I would say this is more of a good thing than an issue personally, it means you can strip out unnecessary parts of gnome or kde that would come pre-installed otherwise. This is, assuming you want either of those two GUIs in the first place, enlightenment and other lightweights work faster and load faster.

If the purpose is power and stability, OpenBSD. If you want eye candy, get newer machines.


I've had a good experience running Lubuntu on resource-poor machines. I currently run it on several machines that have 512MB RAM.

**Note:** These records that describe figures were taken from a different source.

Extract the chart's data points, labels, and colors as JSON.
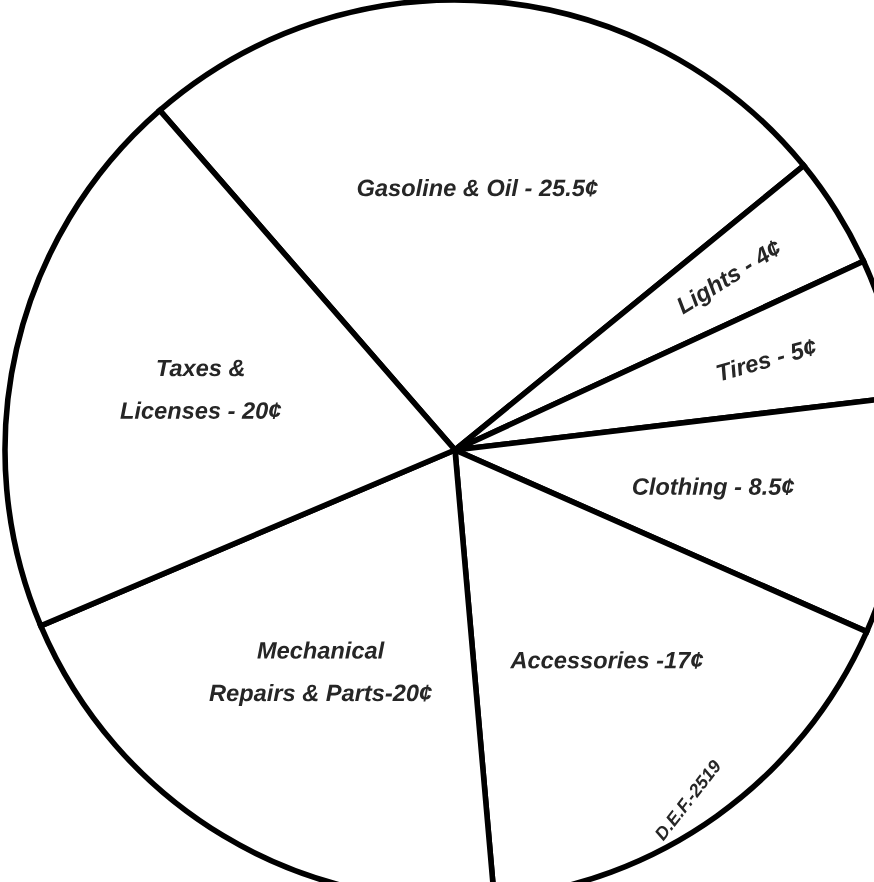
{
  "chart_data": {
    "type": "pie",
    "categories": [
      "Gasoline & Oil - ",
      "Lights - ",
      "Tires - ",
      "Clothing - ",
      "Accessories -",
      "Mechanical\nRepairs & Parts-",
      "Taxes &\nLicenses - "
    ],
    "values": [
      25.5,
      4,
      5,
      8.5,
      17,
      20,
      20
    ],
    "value_labels": [
      "25.5¢",
      "4¢",
      "5¢",
      "8.5¢",
      "17¢",
      "20¢",
      "20¢"
    ],
    "colors": [
      "#ffffff",
      "#ffffff",
      "#ffffff",
      "#ffffff",
      "#ffffff",
      "#ffffff",
      "#ffffff"
    ],
    "annotations": [
      {
        "text": "D.E.F.-2519"
      }
    ]
  }
}
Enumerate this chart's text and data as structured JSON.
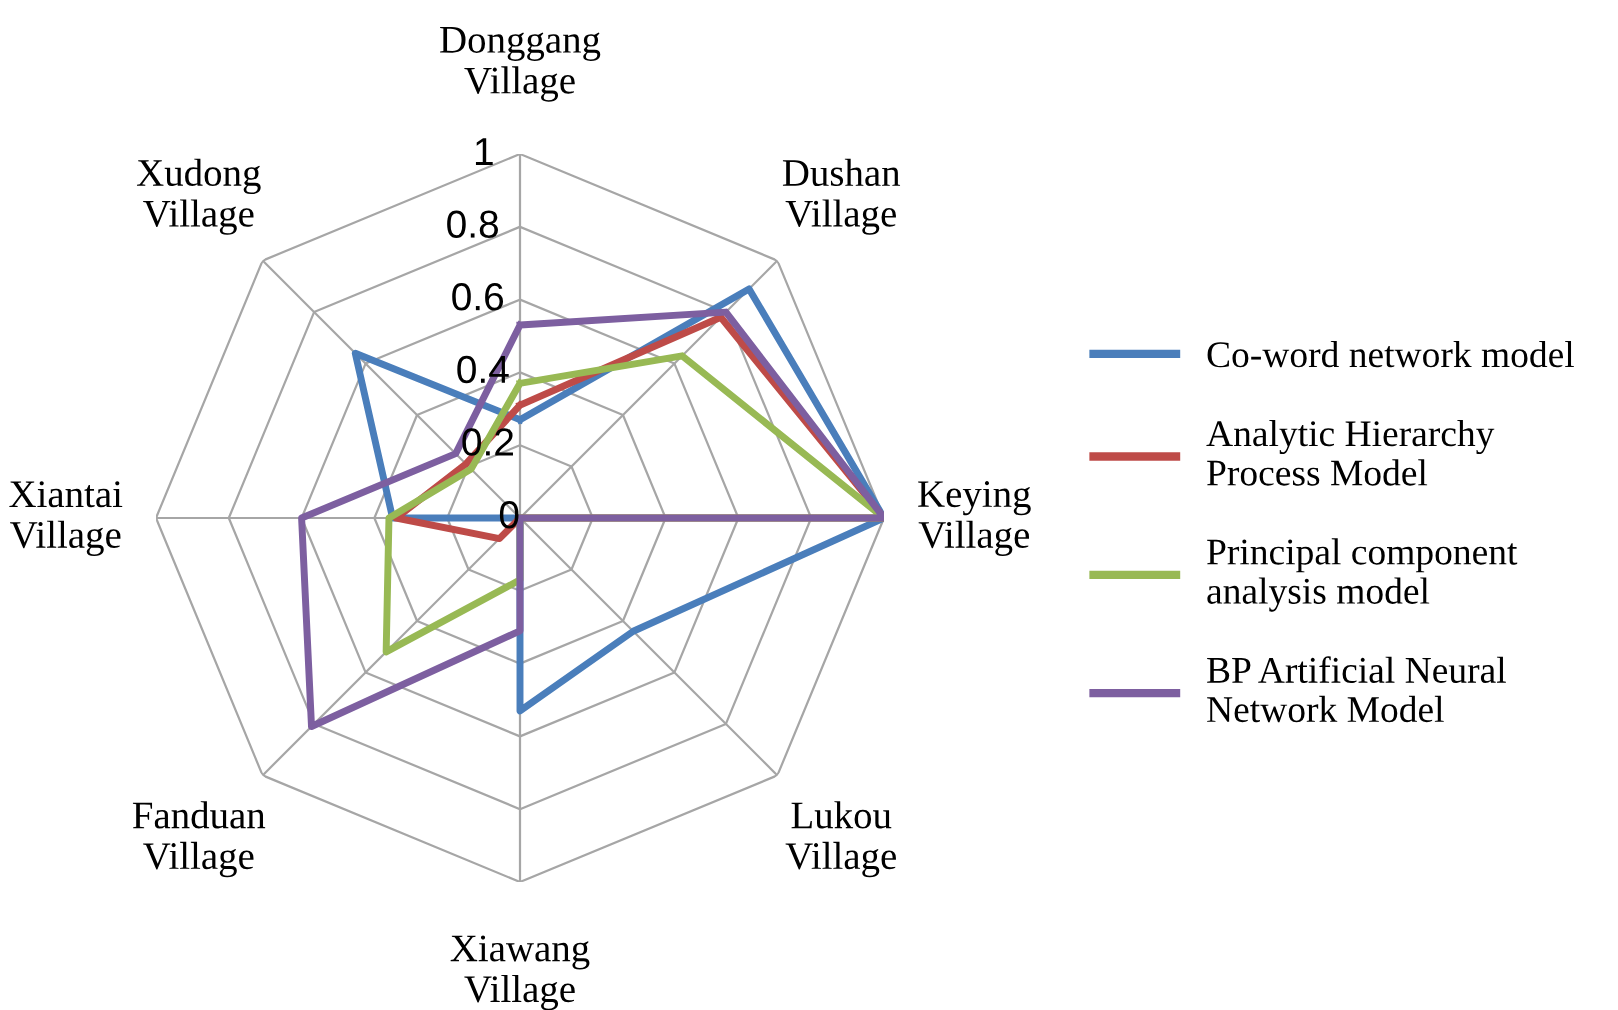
{
  "chart_data": {
    "type": "radar",
    "categories": [
      "Donggang Village",
      "Dushan Village",
      "Keying Village",
      "Lukou Village",
      "Xiawang Village",
      "Fanduan Village",
      "Xiantai Village",
      "Xudong Village"
    ],
    "ylim": [
      0,
      1
    ],
    "yticks": [
      0,
      0.2,
      0.4,
      0.6,
      0.8,
      1
    ],
    "grid": true,
    "legend": "right",
    "marker": "none",
    "line_style": "solid",
    "series": [
      {
        "name": "Co-word network model",
        "color": "#4a7ebb",
        "values": [
          0.27,
          0.89,
          1,
          0.44,
          0.53,
          0,
          0.35,
          0.64
        ]
      },
      {
        "name": "Analytic Hierarchy Process Model",
        "color": "#be4b48",
        "values": [
          0.31,
          0.78,
          1,
          0,
          0,
          0.08,
          0.34,
          0.21
        ]
      },
      {
        "name": "Principal component analysis model",
        "color": "#98b954",
        "values": [
          0.37,
          0.63,
          1,
          0,
          0.17,
          0.52,
          0.36,
          0.19
        ]
      },
      {
        "name": "BP Artificial Neural Network Model",
        "color": "#7d5fa0",
        "values": [
          0.53,
          0.8,
          1,
          0,
          0.31,
          0.81,
          0.6,
          0.25
        ]
      }
    ]
  }
}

Having installed Lubuntu on three old machines recently, I have been surprised at how smoothly the process went, particularly given that I am not an experienced or sophisticated Linux user.


I would suggest a Gentoo installation with distributed compilation, X11, Firefox (or chrome), and E17.

Should be really fast once installed and compiled. Also, you could pre-compile things in a chrooted environment on faster hardware, and the redeploy the binaries.


Take a look at CrunchBang. To quote a few lines from the official website:

CrunchBang uses the Openbox window manager. Openbox is lightweight and speedy, and as a result, CrunchBang is fast. Also, whilst CrunchBang is not primarily designed for older systems, it has been reported to operate very well where system resources are limited. Once installed, CrunchBang should boot-up and operate faster than a regular Debian GNOME/KDE installation.

I just threw it at an old Thinkpad TP40 with an Belkin Wi-Fi card and everything just worked, even in live mode!